Per tradition, there was a link between the season’s theme and the personal mythology of founder Gabrielle “Coco” Chanel, whose strong personality and glittering circle of friends has been a steady font of inspiration to Lagerfeld since he took over as couturier in 1983.
The invitation featured a headless Greco-Roman statue of Venus, which is kept in Chanel’s apartment at the brand’s headquarters on Rue Cambon. The show notes pointed out that Chanel also designed the costumes for French poet Jean Cocteau’s revival of the Greek tragedy “Antigone” in 1922.
Lagerfeld is no stranger to a Greek theme. His photographic oeuvre includes a series of glass panels portraying “The Voyage of Ulysses,” as well as his interpretation of the classic romantic novel “Daphnis and Chloe,” featuring models including Baptiste Giabiconi and Bianca Balti in pleated white togas.
“I’m expressing through fashion a fascination I’ve had since childhood. The first book I read was Homer,” said Lagerfeld, who discovered the story of the Trojan War aged seven in a volume set “bound in slightly lilac-hued leather with Greek motifs stamped in gold and a neoclassic graphic style.”
In an age of Insta-gratification, it made for a powerful ode to culture with a capital C. After all, who still studies the Ancient Greeks today — let alone references Minoan civilization in their show notes?

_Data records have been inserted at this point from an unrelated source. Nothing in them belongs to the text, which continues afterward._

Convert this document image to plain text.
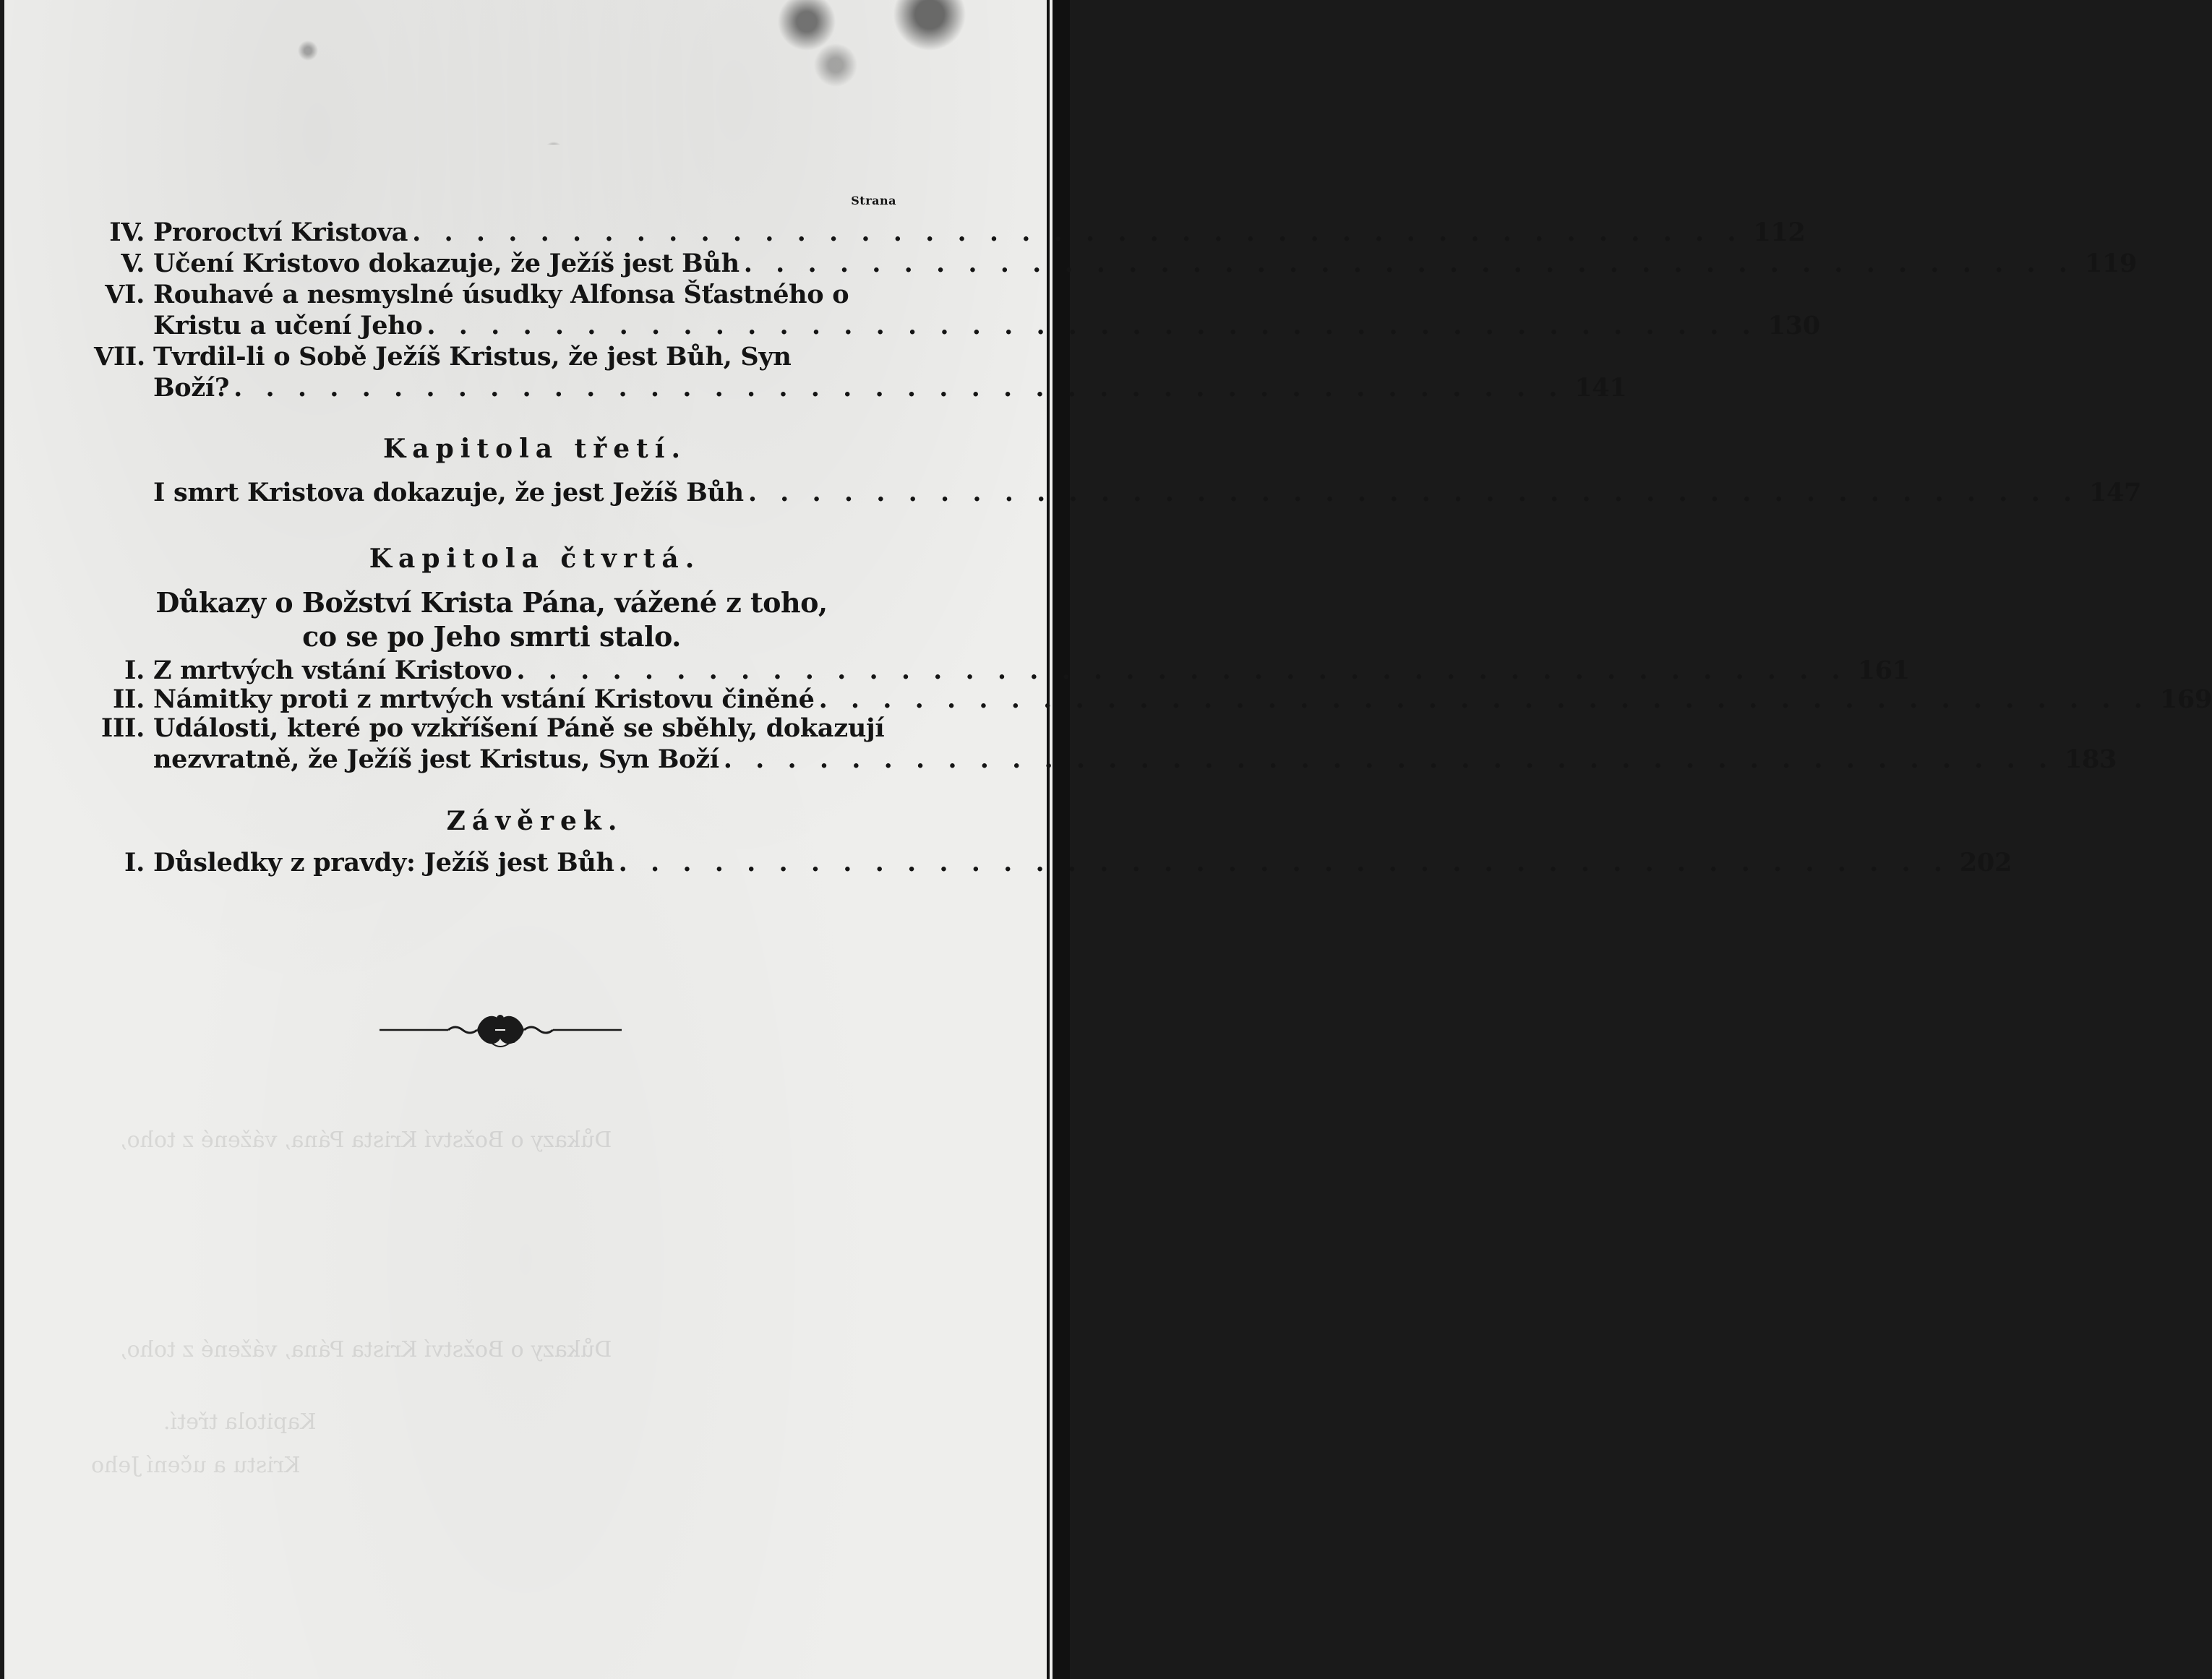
Důkazy o Božství Krista Pána, vážené z toho,
Důkazy o Božství Krista Pána, vážené z toho,
Kapitola třetí.
Kristu a učení Jeho
Strana
IV. Proroctví Kristova . . . . . . . . . . . . . . . . . . . . . . . . . . . . . . . . . . . . . . . . . . 112
V. Učení Kristovo dokazuje, že Ježíš jest Bůh . . . . . . . . . . . . . . . . . . . . . . . . . . . . . . . . . . . . . . . . . . 119
VI. Rouhavé a nesmyslné úsudky Alfonsa Šťastného o
Kristu a učení Jeho . . . . . . . . . . . . . . . . . . . . . . . . . . . . . . . . . . . . . . . . . . 130
VII. Tvrdil-li o Sobě Ježíš Kristus, že jest Bůh, Syn
Boží? . . . . . . . . . . . . . . . . . . . . . . . . . . . . . . . . . . . . . . . . . . 141
Kapitola třetí.
I smrt Kristova dokazuje, že jest Ježíš Bůh . . . . . . . . . . . . . . . . . . . . . . . . . . . . . . . . . . . . . . . . . . 147
Kapitola čtvrtá.
Důkazy o Božství Krista Pána, vážené z toho,
co se po Jeho smrti stalo.
I. Z mrtvých vstání Kristovo . . . . . . . . . . . . . . . . . . . . . . . . . . . . . . . . . . . . . . . . . . 161
II. Námitky proti z mrtvých vstání Kristovu činěné . . . . . . . . . . . . . . . . . . . . . . . . . . . . . . . . . . . . . . . . . . 169
III. Události, které po vzkříšení Páně se sběhly, dokazují
nezvratně, že Ježíš jest Kristus, Syn Boží . . . . . . . . . . . . . . . . . . . . . . . . . . . . . . . . . . . . . . . . . . 183
Závěrek.
I. Důsledky z pravdy: Ježíš jest Bůh . . . . . . . . . . . . . . . . . . . . . . . . . . . . . . . . . . . . . . . . . . 202
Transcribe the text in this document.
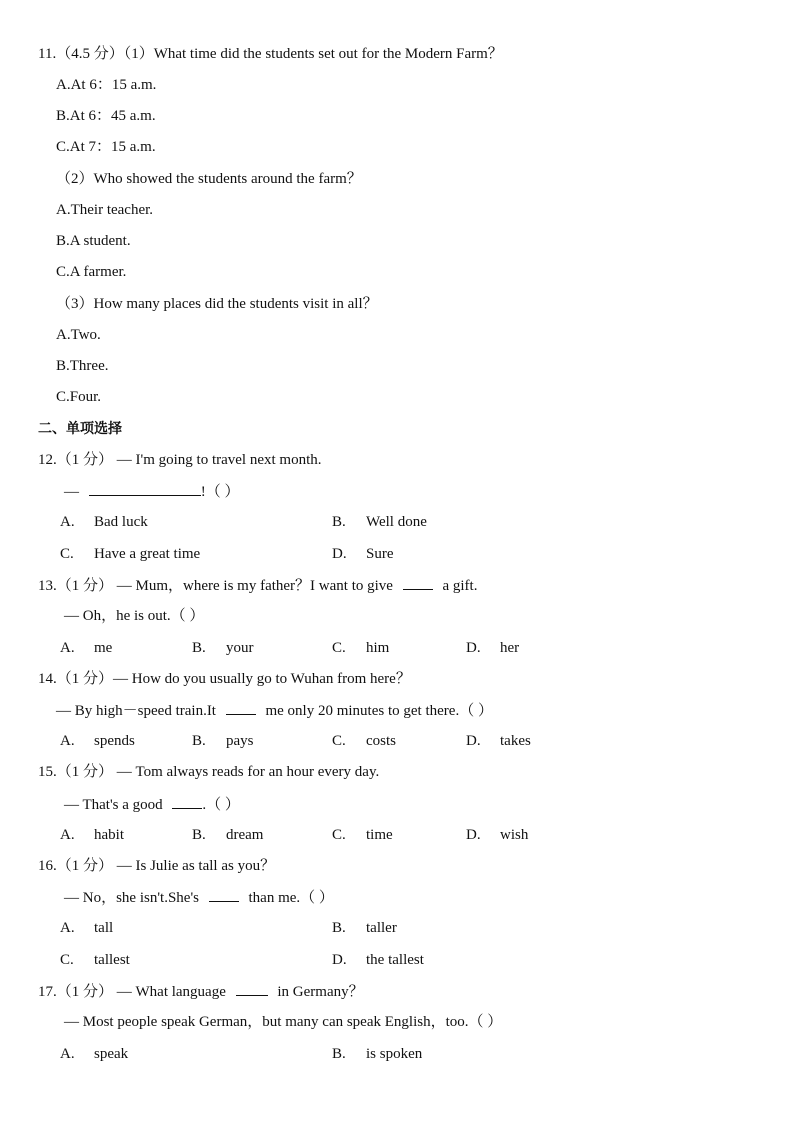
11.（4.5 分）（1）What time did the students set out for the Modern Farm？
A.At 6：15 a.m.
B.At 6：45 a.m.
C.At 7：15 a.m.
（2）Who showed the students around the farm？
A.Their teacher.
B.A student.
C.A farmer.
（3）How many places did the students visit in all？
A.Two.
B.Three.
C.Four.
二、单项选择
12.（1 分） — I'm going to travel next month.
—	!（ ）
A. Bad luck	B. Well done
C. Have a great time	D. Sure
13.（1 分） — Mum，where is my father？I want to give	a gift.
— Oh，he is out.（ ）
A. me	B. your	C. him	D. her
14.（1 分）— How do you usually go to Wuhan from here？
— By high－speed train.It	me only 20 minutes to get there.（ ）
A. spends	B. pays	C. costs	D. takes
15.（1 分） — Tom always reads for an hour every day.
— That's a good	.（ ）
A. habit	B. dream	C. time	D. wish
16.（1 分） — Is Julie as tall as you？
— No，she isn't.She's	than me.（ ）
A. tall	B. taller
C. tallest	D. the tallest
17.（1 分） — What language	in Germany？
— Most people speak German，but many can speak English，too.（ ）
A. speak	B. is spoken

The famously erudite Lagerfeld, who owns more than 300,000 books, had a word of caution for younger generations as they hurtle into a technology-obsessed future, while the established political order crumbles around them.
“I’m suggesting going back to move forward,” said Lagerfeld. “To create the future, you have to pay attention to the past.”
The designer risked fanning speculation about his own future by keeping a low profile after taking his bow with his godson Hudson Kroenig, who modeled one of the looks. Lagerfeld did not attend the first post-show cocktail, and stuck to a private section after the second show.
Chanel, which is owned by the secretive Wertheimer family, last month took the unusual step of issuing a statement to WWD denying ongoing speculation that it was plotting a move into men’s wear with Hedi Slimane.
“I see Karl every day. I work with him every day and there is no major change in his way of approaching things,” said Pavlovsky.
“There is no plan regarding a succession, and in any event not with Hedi Slimane, as has been made mention of,” he added, noting that it wasn’t the first time that Lagerfeld had declined to do interviews after a show. “I don’t think you should read anything into it. I think the collection speaks for itself.”